Porter titubeó un segundo y después caminó hacia donde Mackenzie estaba acurrucada en el suelo. Cuando se agachó junto a ella, gimió ligeramente y ella pudo oír cómo crujía su cinturón. Tenía unos veinticinco kilos de sobrepeso y se notaba cada vez más a medida que se acercaba a los cincuenta y cinco.
“¿Algún tipo de látigo?” preguntó él.
“Eso parece.”
Ella examinó el suelo, siguiendo las marcas en la arena hasta que alcanzaban el poste—y al hacerlo, percibió algo más. Se trataba de algo minúsculo, tan pequeño que casi no lo notó.
Caminó hacia el poste, con cuidado de no tocar el cadáver antes de que llegaran los forenses. Se acurrucó de nuevo y cuando lo hizo, sintió todo el peso del calor de la tarde presionándola. Sin inmutarse, acercó su cabeza al poste, tanto que casi lo tocaba con la frente.
“¿Qué demonios estás haciendo?” preguntó Nelson.
“Hay algo tallado aquí,” dijo ella. “Parecen unos números.”
Porter se acercó para investigar, pero hizo todo lo que pudo para no agacharse de nuevo. “White, ese trozo de madera tiene por lo menos veinte años,” dijo. “Esa talla parece igual de antigua.”
“Quizás,” dijo Mackenzie.
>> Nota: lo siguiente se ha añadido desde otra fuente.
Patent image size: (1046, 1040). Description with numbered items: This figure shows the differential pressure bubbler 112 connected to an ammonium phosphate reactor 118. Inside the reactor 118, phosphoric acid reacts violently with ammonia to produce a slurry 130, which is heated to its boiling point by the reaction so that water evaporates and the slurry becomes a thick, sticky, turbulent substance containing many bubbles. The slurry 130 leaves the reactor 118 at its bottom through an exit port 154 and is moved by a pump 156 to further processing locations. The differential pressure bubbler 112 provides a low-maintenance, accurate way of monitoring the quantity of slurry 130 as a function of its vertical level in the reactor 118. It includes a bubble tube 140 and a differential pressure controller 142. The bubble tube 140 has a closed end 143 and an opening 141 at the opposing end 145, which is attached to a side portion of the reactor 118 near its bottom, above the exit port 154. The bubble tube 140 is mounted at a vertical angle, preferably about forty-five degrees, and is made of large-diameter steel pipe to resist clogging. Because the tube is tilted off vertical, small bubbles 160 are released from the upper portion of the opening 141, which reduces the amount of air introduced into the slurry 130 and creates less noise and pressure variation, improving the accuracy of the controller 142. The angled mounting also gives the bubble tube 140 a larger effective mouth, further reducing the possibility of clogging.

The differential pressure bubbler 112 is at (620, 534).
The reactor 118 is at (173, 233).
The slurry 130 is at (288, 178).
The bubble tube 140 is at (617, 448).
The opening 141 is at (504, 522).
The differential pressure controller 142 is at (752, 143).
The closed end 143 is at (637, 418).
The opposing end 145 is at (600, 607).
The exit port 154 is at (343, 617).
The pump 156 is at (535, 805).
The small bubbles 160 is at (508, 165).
Pero le daba la impresión de que no era así.
Desinteresado de antemano en el descubrimiento, Porter regresó para hablar con Nelson, comparando las anotaciones sobre la información que había conseguido del granjero que había encontrado el cadáver.
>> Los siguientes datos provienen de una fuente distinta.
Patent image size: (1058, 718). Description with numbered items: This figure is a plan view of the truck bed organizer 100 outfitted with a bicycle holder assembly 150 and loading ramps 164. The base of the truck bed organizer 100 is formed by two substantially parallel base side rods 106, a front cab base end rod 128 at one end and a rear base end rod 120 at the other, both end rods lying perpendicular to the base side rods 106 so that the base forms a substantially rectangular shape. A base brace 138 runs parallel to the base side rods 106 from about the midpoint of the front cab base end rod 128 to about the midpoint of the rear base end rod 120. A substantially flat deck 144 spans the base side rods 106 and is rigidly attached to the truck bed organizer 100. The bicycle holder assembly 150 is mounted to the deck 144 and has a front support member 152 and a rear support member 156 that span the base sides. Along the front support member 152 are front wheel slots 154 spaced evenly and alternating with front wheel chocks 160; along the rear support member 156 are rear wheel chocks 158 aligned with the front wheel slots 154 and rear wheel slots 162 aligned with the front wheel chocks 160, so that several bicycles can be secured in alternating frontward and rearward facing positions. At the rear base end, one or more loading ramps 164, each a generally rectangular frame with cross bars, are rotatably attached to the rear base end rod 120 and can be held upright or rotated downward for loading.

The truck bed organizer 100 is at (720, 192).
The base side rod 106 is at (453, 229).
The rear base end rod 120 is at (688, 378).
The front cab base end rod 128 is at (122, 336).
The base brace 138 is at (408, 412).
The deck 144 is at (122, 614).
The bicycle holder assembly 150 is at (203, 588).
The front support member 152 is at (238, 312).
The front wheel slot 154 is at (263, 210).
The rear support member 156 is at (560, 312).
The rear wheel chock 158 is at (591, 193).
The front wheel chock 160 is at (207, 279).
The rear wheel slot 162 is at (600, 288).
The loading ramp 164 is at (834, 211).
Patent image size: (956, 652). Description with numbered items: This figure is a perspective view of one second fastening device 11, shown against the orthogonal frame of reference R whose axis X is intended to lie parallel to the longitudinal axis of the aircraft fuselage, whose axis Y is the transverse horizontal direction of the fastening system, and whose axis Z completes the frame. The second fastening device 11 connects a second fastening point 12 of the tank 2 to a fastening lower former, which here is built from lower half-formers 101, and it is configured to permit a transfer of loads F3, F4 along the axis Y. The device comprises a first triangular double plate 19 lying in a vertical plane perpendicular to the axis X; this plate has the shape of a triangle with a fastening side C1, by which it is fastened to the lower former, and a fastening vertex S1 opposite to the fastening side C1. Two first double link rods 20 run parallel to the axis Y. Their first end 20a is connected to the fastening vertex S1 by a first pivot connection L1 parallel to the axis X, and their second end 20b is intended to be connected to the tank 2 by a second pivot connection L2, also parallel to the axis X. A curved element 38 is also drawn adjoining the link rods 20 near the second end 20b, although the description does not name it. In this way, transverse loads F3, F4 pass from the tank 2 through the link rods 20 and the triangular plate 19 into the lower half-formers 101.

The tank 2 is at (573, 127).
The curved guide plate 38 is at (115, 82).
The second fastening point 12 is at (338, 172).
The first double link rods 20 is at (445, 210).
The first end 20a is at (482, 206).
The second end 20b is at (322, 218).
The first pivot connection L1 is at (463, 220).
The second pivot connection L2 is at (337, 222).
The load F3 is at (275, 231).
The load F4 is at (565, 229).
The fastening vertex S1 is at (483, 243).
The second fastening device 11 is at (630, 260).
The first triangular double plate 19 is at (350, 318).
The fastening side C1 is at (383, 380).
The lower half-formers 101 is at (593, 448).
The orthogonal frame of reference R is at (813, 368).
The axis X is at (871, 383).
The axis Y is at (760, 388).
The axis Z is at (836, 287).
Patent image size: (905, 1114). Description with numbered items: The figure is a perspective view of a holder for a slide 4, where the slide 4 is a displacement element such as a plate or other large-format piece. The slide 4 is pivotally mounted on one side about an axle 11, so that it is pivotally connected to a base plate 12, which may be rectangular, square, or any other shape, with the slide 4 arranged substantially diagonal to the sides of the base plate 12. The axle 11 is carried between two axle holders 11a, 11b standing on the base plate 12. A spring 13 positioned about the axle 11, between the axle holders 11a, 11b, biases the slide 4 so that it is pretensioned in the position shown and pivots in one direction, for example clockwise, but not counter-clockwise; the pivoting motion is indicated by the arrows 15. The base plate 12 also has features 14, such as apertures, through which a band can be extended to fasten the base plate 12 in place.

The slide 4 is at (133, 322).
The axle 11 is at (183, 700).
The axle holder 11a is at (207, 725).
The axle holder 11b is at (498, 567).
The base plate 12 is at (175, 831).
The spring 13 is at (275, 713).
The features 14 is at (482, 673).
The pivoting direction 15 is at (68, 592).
Mackenzie sacó su teléfono y tomó una fotografía de los números. Amplió la imagen y los números se hicieron algo más nítidos. Al verlos con tal detalle de nuevo le pareció como si esto fuera el principio de algo mucho más grande.
N511/J202
Los números no le decían nada. Quizá Porter tenía razón, quizá no significaran absolutamente nada. Quizá un leñador los había tallado cuando creó el poste. Quizá algún chiquillo aburrido los había esculpido en algún momento a lo largo de los años.
Pero había algo que andaba mal.
Nada de esto parecía normal.
Y supo, en su fuero interno, que esto no era más que el principio.